An individual whose case was initially deferred under DACA by ICE may be considered for Renewal of DACA from USCIS if he or she:

  • Was under the age of 31 as of June 15, 2012;
  • Came to the United States before reaching his or her 16th birthday and established residence at that time;
  • Has continuously resided in the United States since June 15, 2007, up to the present time;
  • Did not depart the United States on or after August 15, 2012 without advance parole.
  • Was present in the United States on June 15, 2012, and at the time of making his or her request;
  • Entered without inspection before June 15, 2012, or his or her lawful immigration status expired as of June 15, 2012;
  • Has graduated or obtained a certificate of completion from a high school, has obtained a general educational development certificate, ¬†is an honorably discharged veteran of the Coast Guard or Armed Forces of the United States; or was in school at the time he or she requested DACA from ICE and: 1) has successfully completed an education, literacy, or career training program (including vocational training) and obtained employment, ¬†2) is currently enrolled in high school, postsecondary school or a new/different education, literacy or career training program, or 3) has made substantial, measurable progress toward completing an education, literacy, or career training program and,
  • Has not been convicted of a felony, significant misdemeanor, three or more other misdemeanors, and do not otherwise pose a threat to national security or public safety.

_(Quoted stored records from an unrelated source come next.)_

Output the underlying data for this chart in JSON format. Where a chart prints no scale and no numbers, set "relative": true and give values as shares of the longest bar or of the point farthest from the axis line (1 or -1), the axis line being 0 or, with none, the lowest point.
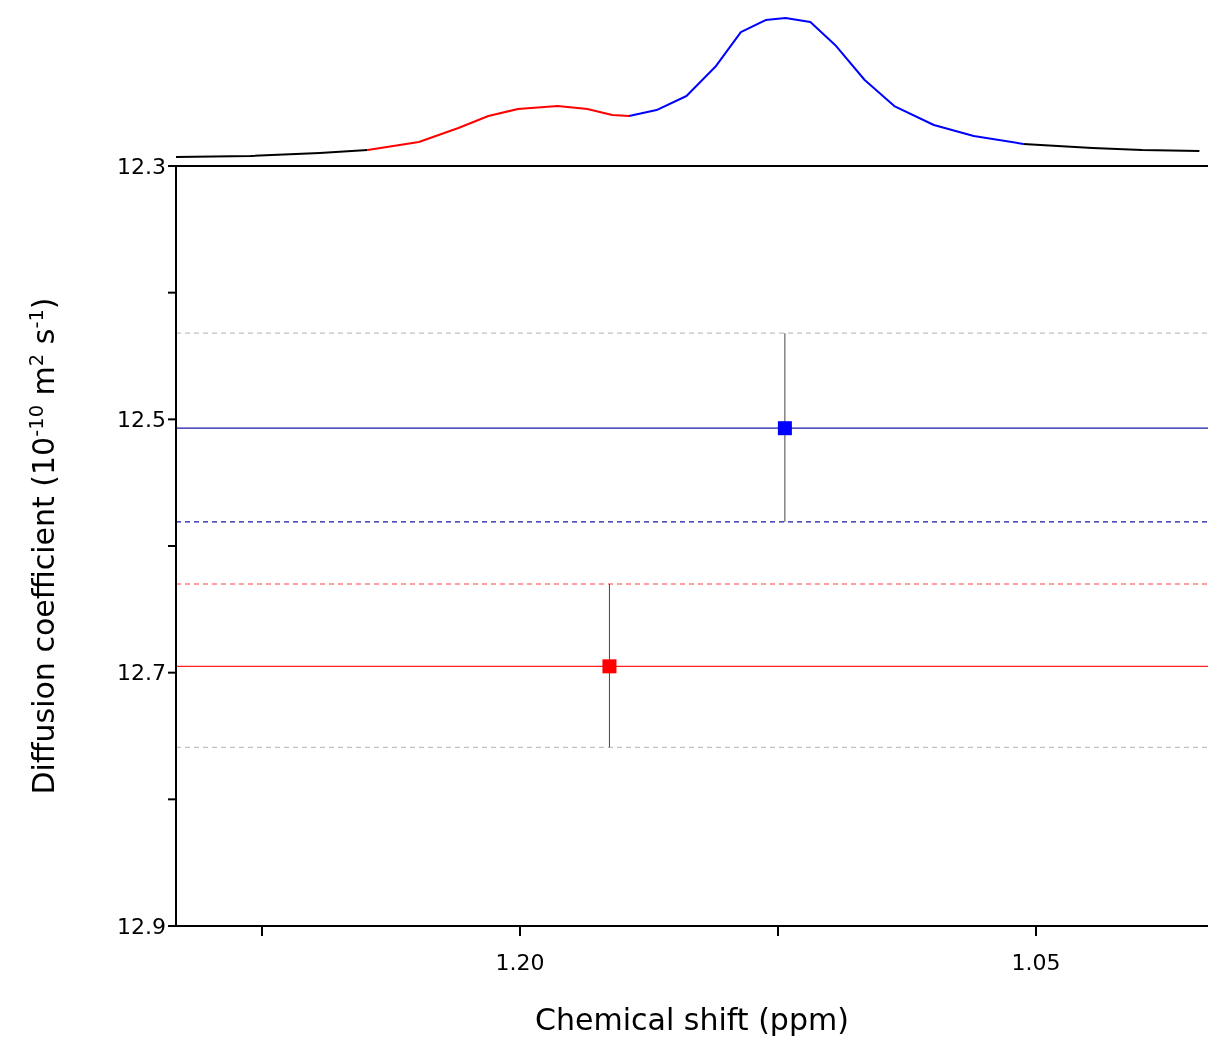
{
  "chart_data": [
    {
      "type": "line",
      "relative": true,
      "tick_labels": false,
      "xlim": [
        1.3,
        1.0
      ],
      "series": [
        {
          "color": "#000000",
          "x": [
            1.3,
            1.2783,
            1.2582,
            1.2443
          ],
          "values": [
            0.061,
            0.068,
            0.088,
            0.108
          ]
        },
        {
          "color": "#ff0000",
          "x": [
            1.2443,
            1.2294,
            1.2179,
            1.2092,
            1.2006,
            1.1891,
            1.1804,
            1.1732,
            1.1683
          ],
          "values": [
            0.108,
            0.162,
            0.257,
            0.338,
            0.385,
            0.405,
            0.385,
            0.345,
            0.338
          ]
        },
        {
          "color": "#0000ff",
          "x": [
            1.1683,
            1.1603,
            1.1516,
            1.143,
            1.1358,
            1.1286,
            1.1228,
            1.1156,
            1.1084,
            1.0998,
            1.0912,
            1.0797,
            1.0681,
            1.0537
          ],
          "values": [
            0.338,
            0.378,
            0.473,
            0.676,
            0.905,
            0.986,
            1,
            0.973,
            0.818,
            0.581,
            0.405,
            0.277,
            0.203,
            0.149
          ]
        },
        {
          "color": "#000000",
          "x": [
            1.0537,
            1.0336,
            1.0192,
            1.0025
          ],
          "values": [
            0.149,
            0.122,
            0.108,
            0.101
          ]
        }
      ]
    },
    {
      "type": "scatter",
      "xlabel": "Chemical shift (ppm)",
      "ylabel": "Diffusion coefficient (10$^{-10}$ m$^{2}$ s$^{-1}$)",
      "marker": "square",
      "grid": false,
      "xlim": [
        1.3,
        1.0
      ],
      "xticks": [
        {
          "value": 1.275,
          "label": null
        },
        {
          "value": 1.2,
          "label": "1.20"
        },
        {
          "value": 1.125,
          "label": null
        },
        {
          "value": 1.05,
          "label": "1.05"
        }
      ],
      "ylim": [
        12.9,
        12.3
      ],
      "yticks": [
        12.3,
        {
          "value": 12.4,
          "label": null
        },
        12.5,
        {
          "value": 12.6,
          "label": null
        },
        12.7,
        {
          "value": 12.8,
          "label": null
        },
        12.9
      ],
      "series": [
        {
          "color": "#0000ff",
          "x": [
            1.123
          ],
          "values": [
            12.507
          ],
          "errors": [
            [
              12.432,
              12.581
            ]
          ]
        },
        {
          "color": "#ff0000",
          "x": [
            1.174
          ],
          "values": [
            12.695
          ],
          "errors": [
            [
              12.63,
              12.759
            ]
          ]
        }
      ],
      "ref_lines": [
        {
          "axis": "y",
          "value": 12.432,
          "color": "#c8bcc8",
          "line_style": "dashed"
        },
        {
          "axis": "y",
          "value": 12.507,
          "color": "#1a1aa8",
          "line_style": "solid"
        },
        {
          "axis": "y",
          "value": 12.581,
          "color": "#1a1aa8",
          "line_style": "dashed"
        },
        {
          "axis": "y",
          "value": 12.63,
          "color": "#ff4040",
          "line_style": "dashed"
        },
        {
          "axis": "y",
          "value": 12.695,
          "color": "#ff2020",
          "line_style": "solid"
        },
        {
          "axis": "y",
          "value": 12.759,
          "color": "#c8bcc8",
          "line_style": "dashed"
        }
      ]
    }
  ]
}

Retaining priority date for a F-2A age out child.   USCIS Policy Memo PM-602-0094 (11/21/2013)

The USCIS memo implements a BIA case, Matter of Wang, which held that derivative beneficiaries in the F-2A category automatically convert to the F-2B category upon turning 21.  When their priority date becomes current, and assuming they are eligible to adjust status, their petitioner does not need to file a separate I-130 petition in their behalf.  The beneficiary can file directly for adjustment of status.  Their priority date will be the one that was obtained when the petitioner filed the I-130 on behalf of the spouse/parent.  Alternatively, the petitioner can file a separate I-130 petition for the son or daughter in the F-2B category and retain the original priority date, assuming the child aged out of derivative status before the principal beneficiary immigrated. For other derivatives who age out in the F-3 or F-4 categories, the agency will not allow for retention of the original priority date when the principal beneficiary immigrates and files a separate petition in the F-2B category for the aged-out derivative child.  The ability of the petitioner in that scenario to retain the original priority date is currently before the U.S. Supreme Court.

PIP for Military spouses and children. USCIS Policy Memo PM-602-0091 (11/15/2013)

Parole of Spouses, Children and Parents of Active Duty Members of the U.S. Armed Forces, the Selected Reserve of the Ready Reserve, and Former Members of the U.S. Armed Forces or Selected Reserve of the Ready Reserve and the Effect of Parole on Inadmissibility under Immigration and Nationality Act § 212(a)(6)(A)(i).  Military spouses and children who are in the country illegally can be eligible to stay here without fear of deportation and eventually may earn permanent legal status. That policy for immigrant military relatives, known as “parole in place” PIP had existed for a number of years already but was formalized in a USCIS policy memorandum last week.